Although this example is a bit over the top, it does exemplify an important point -- that the change in the environmental pathway may alter the side-effects of the person's control, even when it does not disrupt the actual ability of the person to control. Those side effects may well influence the environmental feeback paths of other unrelated control systems. It's a whole network of radiating influences, and whether the propagation of influence dies down or explodes catastrophically depends on the particular circumstances.

It's a bit like "The Bomb in the Machine" <http://www.mmtaylor.net/PCT/DFS93/DFS93_8.html&gt;, but applied to social structures rather than control hierarchies. And as with the "classical" Bomb, the effect should be expected to be to build social structures that are usually robust and able to damp most of the propagating side-effects of changing environmental feedback paths. Foing back to the origin (for me) of this discussion, the question is whether one can predict kinds of social structures that will have this character of robustness, as they are likely to be the ones that survive longest.

You are granting yourself the power to do things that you are denying to the other person.

No, not at all, except in the sense that we all have different capabilities and have access to different controllable perceptions.

That's all right -- as long as you then admit that relative to the other person's abilities, you are employing overwhelming physical force. If the other person can't afford to do any of the things that will restore control, that person becomes unable to resist your disturbances, and you have prevented that person from controlling.

Yes, but though that argument is possibly true, it is, I think, specious. My "overwhleming physical force" may well be less than it takes to swat a fly. To act in the world always involves the use of force (unless control is entirely chemical, I guess), and the measured amount of force or energy used to disrupt (or to create) an environmental feedback path is unrelated to the potential effects on other control systems.

Imagine a different "Kuranda rail" scenario, in which the line blockage has been caused by a software failure in the signalling system that had actually been caused by a virus that the IT people had been unable to clear. How much physical force was used by the programmer of the virus (who probably didn't know the Kuranda rail existed), and how much would he thereafter need to use, even if he had had the deliberate purpose to thwart my control of perceiving myself on the Kuranda train?

You want to use the word "disturbance" to refer equally to (1) the dynamic influences on the enviromental variable corresponging to the controlled perception and to (2) the environmental feeback pathways by which the output affects that environmental variable. I don't like that conflation at all.

There's an important theoretical difference between the two concepts, in that for disturbance (1), the output force must match the disturbance force, whereas for disturbance (2) little or no force need necessarily be applied to change the feeback pathway -- for example, adding some delay can alter the control dynamics quite drastically.

I think the difference between us here is that I would count outspending the other person, or forcing the other to bankrupt his resources, as an act of violence just as much as if you had injured or physically overpowered the other person. You are apparently employing a narrower conception of violence. That one difference explains, I think, most of our divergence.

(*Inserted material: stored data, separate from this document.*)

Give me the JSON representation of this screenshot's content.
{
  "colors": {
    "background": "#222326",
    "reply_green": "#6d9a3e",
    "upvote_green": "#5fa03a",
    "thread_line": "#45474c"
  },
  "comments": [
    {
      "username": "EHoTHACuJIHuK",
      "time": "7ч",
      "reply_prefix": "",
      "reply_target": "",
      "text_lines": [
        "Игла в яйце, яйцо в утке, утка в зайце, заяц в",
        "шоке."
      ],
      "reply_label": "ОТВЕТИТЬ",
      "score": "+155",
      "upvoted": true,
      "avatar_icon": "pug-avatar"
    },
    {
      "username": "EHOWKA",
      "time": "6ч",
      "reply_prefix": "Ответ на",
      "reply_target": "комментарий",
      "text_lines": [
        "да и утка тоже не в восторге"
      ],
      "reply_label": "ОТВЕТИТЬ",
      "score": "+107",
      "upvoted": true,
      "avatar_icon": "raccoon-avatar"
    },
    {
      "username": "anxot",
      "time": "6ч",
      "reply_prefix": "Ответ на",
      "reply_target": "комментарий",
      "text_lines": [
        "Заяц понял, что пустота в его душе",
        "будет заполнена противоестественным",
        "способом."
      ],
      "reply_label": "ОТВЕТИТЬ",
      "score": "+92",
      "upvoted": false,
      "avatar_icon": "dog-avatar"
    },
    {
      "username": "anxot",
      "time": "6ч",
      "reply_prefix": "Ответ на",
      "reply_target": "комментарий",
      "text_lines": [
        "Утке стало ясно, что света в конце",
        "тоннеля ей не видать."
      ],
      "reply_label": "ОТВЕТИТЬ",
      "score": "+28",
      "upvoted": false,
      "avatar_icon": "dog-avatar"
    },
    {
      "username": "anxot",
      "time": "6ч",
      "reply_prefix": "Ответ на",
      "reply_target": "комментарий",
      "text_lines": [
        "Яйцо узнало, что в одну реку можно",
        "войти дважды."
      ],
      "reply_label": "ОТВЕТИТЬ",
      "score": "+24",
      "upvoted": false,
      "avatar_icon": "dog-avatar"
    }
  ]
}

This really applies only in the case of disturbance (1). If you are thinking of using it in reverse, the affected person using "violence" to reverse the side-effects of my actions, just consider how much effort is required to reverse the effects of an avalanche that was initiated by a loud noise (which isn't an absurd example).

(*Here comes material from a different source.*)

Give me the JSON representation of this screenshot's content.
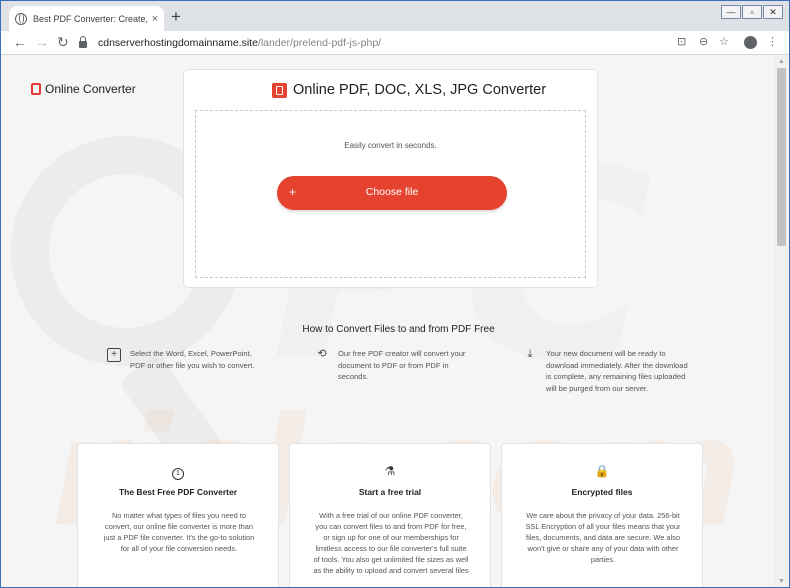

Remember, in ALL of the discussion, it is irrelevant whether the effects on an environmental feedback pathway (and thereby of the environmental feedback function) are caused deliberately, as the side-effects of other action, or by natural causes (e.g. weather, earthquake, corrosion). When I'm thinking of social structures and PCT, I'm usually thinking of side-effects, but that's just because social structures are largely affected by the purposive actions of people.